Ewan felt his flesh turn cold. He liked Lucya. He didn’t want to see her suffer. And he liked Jake even more, and really wanted to get him back to the ship as quickly as possible. But even more than that, he had been struck by the realisation that he was, himself, inevitably going to be struck down by the virus, and probably sooner rather than later. “What about the medication? The antiviral? Is there any left?”
“A few drops, maybe.”
“Okay. I’ll get Jake down to the raft. You inject yourself with the medication. A few drops has to be better than nothing, right?” He didn’t wait for an answer. Instead he began the arduous process of getting the captain over the rocks and down to the raft. The only way he could manage it without risk of causing Jake any more injury was to throw him over his shoulder and then clamber down, feet first, face scraping against the concrete boulders. It was a physical trial, but the navy’s strict fitness requirements and exercise regime meant that he was up to the challenge. His biggest problem was avoiding any slips or slides on loose rubble. The neoprene sleeves on his feet provided another benefit in addition to their ash-protection duties: grip.
So engrossed was he in the job of getting Jake safely down the concrete cliff that it wasn’t until he reached the very bottom he realised they had a problem. The raft was gone.
• • •
They found the children halfway down the next section of deck eight. It was Mandy who opened the door of the stateroom. She found a huge suite, one of the largest on the whole deck. Four luxurious bedrooms richly decorated with hand-crafted wood panelling, a Jacuzzi-equipped bathroom complete with a walk-in shower big enough to host a tea party, and a vast salon with a wide balcony that looked out over the ash-strewn ruins of the Faslane base. The nurse didn’t have time to be impressed by the expensive suite though. She was too busy being impressed by the organised ranks of children.
Her initial estimate of thirty or so kids was not far off the mark. In fact there were thirty-six. Thirty-seven if you included Simone, who had taken charge. Technically Simone counted as a child, but at sixteen years of age she was older than any of the others by a margin of at least three years.

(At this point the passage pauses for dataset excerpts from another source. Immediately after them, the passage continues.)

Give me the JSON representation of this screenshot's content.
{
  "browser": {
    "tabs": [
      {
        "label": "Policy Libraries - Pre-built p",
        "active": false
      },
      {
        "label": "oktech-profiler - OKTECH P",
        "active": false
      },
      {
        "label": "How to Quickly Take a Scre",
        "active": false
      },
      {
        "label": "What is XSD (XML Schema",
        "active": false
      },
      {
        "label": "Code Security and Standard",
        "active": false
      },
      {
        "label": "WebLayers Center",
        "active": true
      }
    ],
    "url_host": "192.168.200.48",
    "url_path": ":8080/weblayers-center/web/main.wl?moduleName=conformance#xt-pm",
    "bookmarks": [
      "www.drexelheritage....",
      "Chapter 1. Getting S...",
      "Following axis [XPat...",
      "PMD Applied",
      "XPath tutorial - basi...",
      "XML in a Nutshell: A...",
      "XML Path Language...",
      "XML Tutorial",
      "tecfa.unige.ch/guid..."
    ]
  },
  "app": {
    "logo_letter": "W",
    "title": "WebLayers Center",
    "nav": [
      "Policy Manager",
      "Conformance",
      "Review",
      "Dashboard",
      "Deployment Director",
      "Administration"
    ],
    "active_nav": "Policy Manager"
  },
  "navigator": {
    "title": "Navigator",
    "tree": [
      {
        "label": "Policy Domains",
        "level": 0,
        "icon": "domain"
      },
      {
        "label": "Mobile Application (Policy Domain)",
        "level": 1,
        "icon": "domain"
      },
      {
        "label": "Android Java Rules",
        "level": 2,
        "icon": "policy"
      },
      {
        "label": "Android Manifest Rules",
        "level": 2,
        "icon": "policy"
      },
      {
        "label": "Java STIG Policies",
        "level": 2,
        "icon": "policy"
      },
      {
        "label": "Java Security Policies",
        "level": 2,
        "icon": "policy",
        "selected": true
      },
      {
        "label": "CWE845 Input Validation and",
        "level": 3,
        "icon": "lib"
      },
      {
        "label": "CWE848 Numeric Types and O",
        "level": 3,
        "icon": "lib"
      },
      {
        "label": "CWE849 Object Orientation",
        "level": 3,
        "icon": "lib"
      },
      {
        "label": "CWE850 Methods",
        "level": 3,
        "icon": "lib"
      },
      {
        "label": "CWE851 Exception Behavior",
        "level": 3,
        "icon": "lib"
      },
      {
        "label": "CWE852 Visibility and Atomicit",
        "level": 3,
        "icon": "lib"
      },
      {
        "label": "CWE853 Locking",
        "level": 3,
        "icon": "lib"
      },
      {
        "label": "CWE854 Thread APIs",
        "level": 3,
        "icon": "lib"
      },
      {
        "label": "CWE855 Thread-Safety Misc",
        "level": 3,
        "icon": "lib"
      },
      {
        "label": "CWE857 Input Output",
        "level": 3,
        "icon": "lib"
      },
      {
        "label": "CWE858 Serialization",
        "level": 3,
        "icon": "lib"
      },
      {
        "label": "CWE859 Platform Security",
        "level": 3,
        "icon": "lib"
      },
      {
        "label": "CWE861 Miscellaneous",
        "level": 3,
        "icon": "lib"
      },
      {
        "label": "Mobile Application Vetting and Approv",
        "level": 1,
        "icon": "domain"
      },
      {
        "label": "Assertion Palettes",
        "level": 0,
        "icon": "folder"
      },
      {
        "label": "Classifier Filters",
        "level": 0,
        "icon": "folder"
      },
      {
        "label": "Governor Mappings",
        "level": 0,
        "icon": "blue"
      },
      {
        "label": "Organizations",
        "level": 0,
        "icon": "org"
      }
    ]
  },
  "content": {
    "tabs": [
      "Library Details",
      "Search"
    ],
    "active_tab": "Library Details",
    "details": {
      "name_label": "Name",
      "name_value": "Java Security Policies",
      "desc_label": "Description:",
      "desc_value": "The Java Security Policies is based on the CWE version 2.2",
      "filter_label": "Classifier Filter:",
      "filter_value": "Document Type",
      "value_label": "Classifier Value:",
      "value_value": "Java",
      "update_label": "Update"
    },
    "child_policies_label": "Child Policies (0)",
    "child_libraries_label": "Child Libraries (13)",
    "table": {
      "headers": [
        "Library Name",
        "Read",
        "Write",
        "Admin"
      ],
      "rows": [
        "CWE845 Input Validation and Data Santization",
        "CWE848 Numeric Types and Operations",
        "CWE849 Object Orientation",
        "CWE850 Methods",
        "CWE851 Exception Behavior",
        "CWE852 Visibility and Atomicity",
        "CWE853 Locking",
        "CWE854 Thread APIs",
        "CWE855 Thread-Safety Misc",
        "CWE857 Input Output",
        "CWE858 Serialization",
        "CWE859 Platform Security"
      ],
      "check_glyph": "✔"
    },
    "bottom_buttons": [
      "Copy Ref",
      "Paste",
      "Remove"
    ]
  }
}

Simone had, somehow, sourced food and drink for the youngsters. She had also arranged a whole host of entertainment to keep them occupied and take their minds off whatever was happening to their parents. The bigger children were each looking after groups of the smaller ones, and Simone supervised them all.
“Hello,” Simone said, noticing Mandy for the first time. “Are you looking for a child?”

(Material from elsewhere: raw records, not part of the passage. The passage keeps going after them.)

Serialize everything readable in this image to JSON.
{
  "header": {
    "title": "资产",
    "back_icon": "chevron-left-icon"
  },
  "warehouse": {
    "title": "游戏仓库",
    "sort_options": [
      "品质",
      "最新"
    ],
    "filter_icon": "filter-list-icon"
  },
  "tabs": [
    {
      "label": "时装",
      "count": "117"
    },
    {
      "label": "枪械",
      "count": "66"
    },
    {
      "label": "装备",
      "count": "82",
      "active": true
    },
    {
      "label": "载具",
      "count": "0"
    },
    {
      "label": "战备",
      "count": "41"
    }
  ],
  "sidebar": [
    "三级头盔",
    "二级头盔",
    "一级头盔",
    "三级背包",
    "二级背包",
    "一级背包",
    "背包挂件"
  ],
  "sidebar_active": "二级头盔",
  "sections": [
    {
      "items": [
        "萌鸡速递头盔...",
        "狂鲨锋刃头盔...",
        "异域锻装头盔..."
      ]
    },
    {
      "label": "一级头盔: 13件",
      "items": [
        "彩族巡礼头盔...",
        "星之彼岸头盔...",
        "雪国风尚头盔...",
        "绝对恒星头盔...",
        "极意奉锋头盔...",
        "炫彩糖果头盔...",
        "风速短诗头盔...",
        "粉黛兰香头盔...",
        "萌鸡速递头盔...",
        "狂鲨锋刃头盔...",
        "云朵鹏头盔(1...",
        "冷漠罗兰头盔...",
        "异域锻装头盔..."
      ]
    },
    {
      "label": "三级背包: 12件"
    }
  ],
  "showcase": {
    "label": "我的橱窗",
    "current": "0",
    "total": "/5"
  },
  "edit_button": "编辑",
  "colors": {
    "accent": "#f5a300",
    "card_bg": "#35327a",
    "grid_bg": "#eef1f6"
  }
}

“Yes. Not mine,” Mandy added quickly. “My name’s Mandy, I’m a nurse. I’ve been looking for all the children.”
“I’m Simone. I think all the children are here. All the children whose parents are…you know…sick.”

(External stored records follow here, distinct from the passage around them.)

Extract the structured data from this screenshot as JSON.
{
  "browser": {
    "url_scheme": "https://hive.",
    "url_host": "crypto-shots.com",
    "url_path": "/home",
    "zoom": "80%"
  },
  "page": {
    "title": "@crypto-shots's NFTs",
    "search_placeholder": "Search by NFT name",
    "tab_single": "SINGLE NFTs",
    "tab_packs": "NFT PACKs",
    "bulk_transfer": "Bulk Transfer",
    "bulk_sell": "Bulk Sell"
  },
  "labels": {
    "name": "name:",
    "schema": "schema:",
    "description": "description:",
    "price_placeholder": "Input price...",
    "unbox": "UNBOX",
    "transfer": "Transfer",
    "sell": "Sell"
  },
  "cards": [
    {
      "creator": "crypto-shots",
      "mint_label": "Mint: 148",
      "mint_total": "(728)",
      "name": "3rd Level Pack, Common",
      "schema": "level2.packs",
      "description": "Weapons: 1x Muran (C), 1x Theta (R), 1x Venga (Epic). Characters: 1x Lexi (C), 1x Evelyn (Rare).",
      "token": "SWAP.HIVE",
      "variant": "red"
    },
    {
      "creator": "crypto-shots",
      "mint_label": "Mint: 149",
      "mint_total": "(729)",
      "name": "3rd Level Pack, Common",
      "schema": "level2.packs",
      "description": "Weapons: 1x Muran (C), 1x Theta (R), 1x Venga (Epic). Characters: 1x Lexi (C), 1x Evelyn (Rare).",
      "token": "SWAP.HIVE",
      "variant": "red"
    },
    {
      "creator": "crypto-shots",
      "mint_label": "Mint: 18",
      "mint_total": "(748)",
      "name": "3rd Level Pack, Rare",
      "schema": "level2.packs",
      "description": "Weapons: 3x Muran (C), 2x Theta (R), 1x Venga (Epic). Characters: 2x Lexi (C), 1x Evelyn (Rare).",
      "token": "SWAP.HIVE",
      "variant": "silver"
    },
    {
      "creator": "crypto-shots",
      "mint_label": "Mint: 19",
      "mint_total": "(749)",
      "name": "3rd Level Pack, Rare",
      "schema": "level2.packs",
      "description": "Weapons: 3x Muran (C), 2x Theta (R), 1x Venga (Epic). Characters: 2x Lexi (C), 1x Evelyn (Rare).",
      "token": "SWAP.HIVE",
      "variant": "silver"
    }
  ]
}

“You’ve organised all of this yourself, Simone?”
“Uh huh. I didn’t mean to. I was looking after my sister—she’s the little one over there, with the curly red hair. Then her friend’s mom got ill, so we said she could stay with us. Then more friends’ parents got sick, so they came too. I guess things got a bit out of hand after that. More and more kept coming. Are you here to take them all away?”